Было ли совпадением одновременный приезд милиции и 1 секретаря обкома Банникова возглавлявшего область из почти полмиллиона человек. И приехали-ли они разбираться с происшедшим или это очередной визит по проверке работ в уборочную компанию. И если верно первое то событие, которому Клим не придал никакого значения, было громким и значимым на всю область. Оно, тянувшееся в течении 2 дней, могло бы быть раздуто как крупные беспорядки студентов и работников совхоза в момент уборочной компании. Да еще с незаконным привлечением совхозных технических средств и грабежом. Это в недавние времена, если верить диссидентам, тянуло для организаторов на лагеря. Однако не ясно было отсутствие ректора института - при разбирательстве его непременно привлекли бы в комиссию. Поэтому, скорее всего опытный партийный работник, заслышав о происшествии, решил перехватить инициативу, и предотвратить распространение слухов прямо на месте, не привлекая к событиям лишних людей.

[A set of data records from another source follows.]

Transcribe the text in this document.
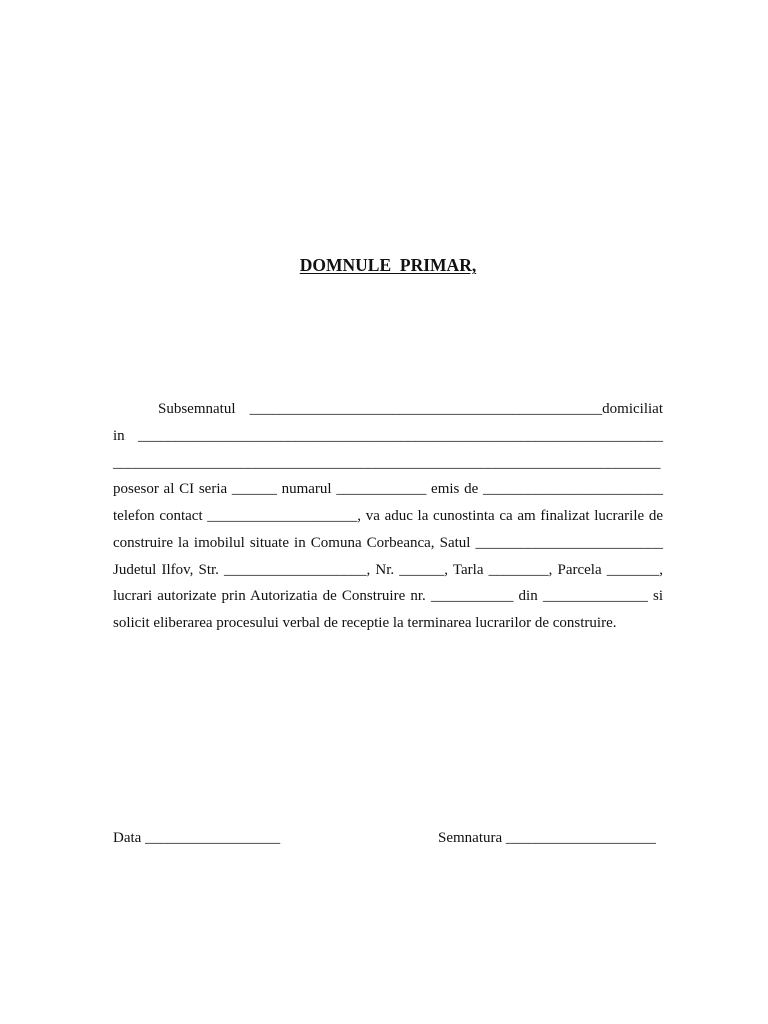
DOMNULE  PRIMAR,
Subsemnatul _______________________________________________domiciliat
in ______________________________________________________________________
_________________________________________________________________________
posesor al CI seria ______ numarul ____________ emis de ________________________
telefon contact ____________________, va aduc la cunostinta ca am finalizat lucrarile de
construire la imobilul situate in Comuna Corbeanca, Satul _________________________
Judetul Ilfov, Str. ___________________, Nr. ______, Tarla ________, Parcela _______,
lucrari autorizate prin Autorizatia de Construire nr. ___________ din ______________ si
solicit eliberarea procesului verbal de receptie la terminarea lucrarilor de construire.
Data __________________	Semnatura ____________________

Во-первых, ничего принципиального не произошло и сломан единственный мотоцикл. Во вторых это можно было представить обыкновенной и традиционной потасовкой сельчан и студентов из–за девушек, как, в самом деле, и было. В-третьих, никто не отвлекся от уборочной компании. Но что бы все было по справедливости обстоятельства следовало выяснить в доверчивой обстановке и в кратчайшие сроки (2-3 дня). А для этого надо было переговорить и с непосредственными участниками. А вот если собирать комиссии и разбираться - ушли бы масса времени, энергии и вполне возможно истина была бы потеряна. Опыт подсказал ему решение, которое оказалось самым эффективным. В этом Банникову помог колоссальный опыт его работы в Куйбышеве и министерствах начиная от должности механика до заведующего отделом оборонной промышленности Куйбышевского обкома КПСС, первого секретаря Куйбышевского горкома. Причем в Караганде в условиях Каз. ССР он вновь повторил свой путь от второй секретаря, до секретаря Карагандинского промышленного обкома КП Казахстана, и только потом — первого секретаря Карагандинского обкома.
Скорее всего, Банникову не доложили о вчерашнем событии. Но его срочный визит в общежитие студентов показывал, что он, решая не малые вопросы подъёма казахстанской Магнитки в Темиртау, помнил, что мелочей не бывает и, знал, что многие проступки гасятся простыми средствами и своевременным вниманием. Совхозное руководство рекламировать вчерашний поход студентов не стало бы - это им совершенно не выгодно, а инициатива коменданта по настенной "росписи" Клима была руководству совхоза ни к чему, так как одно разбирательство могло бы вытянуть и второе. Но инициатива коменданта, могла быть лишь попыткой угадать реакцию Первого, увидевшего "украшение" стены. И поэтому коменданта, как и автора "росписи" простили - так размышлял потом Клим о происшедшем.
Никакого продолжения эта история в вузе не имела, но вначале семестра Юзек Король, а затем и Юра Пресс перевелись на Украину.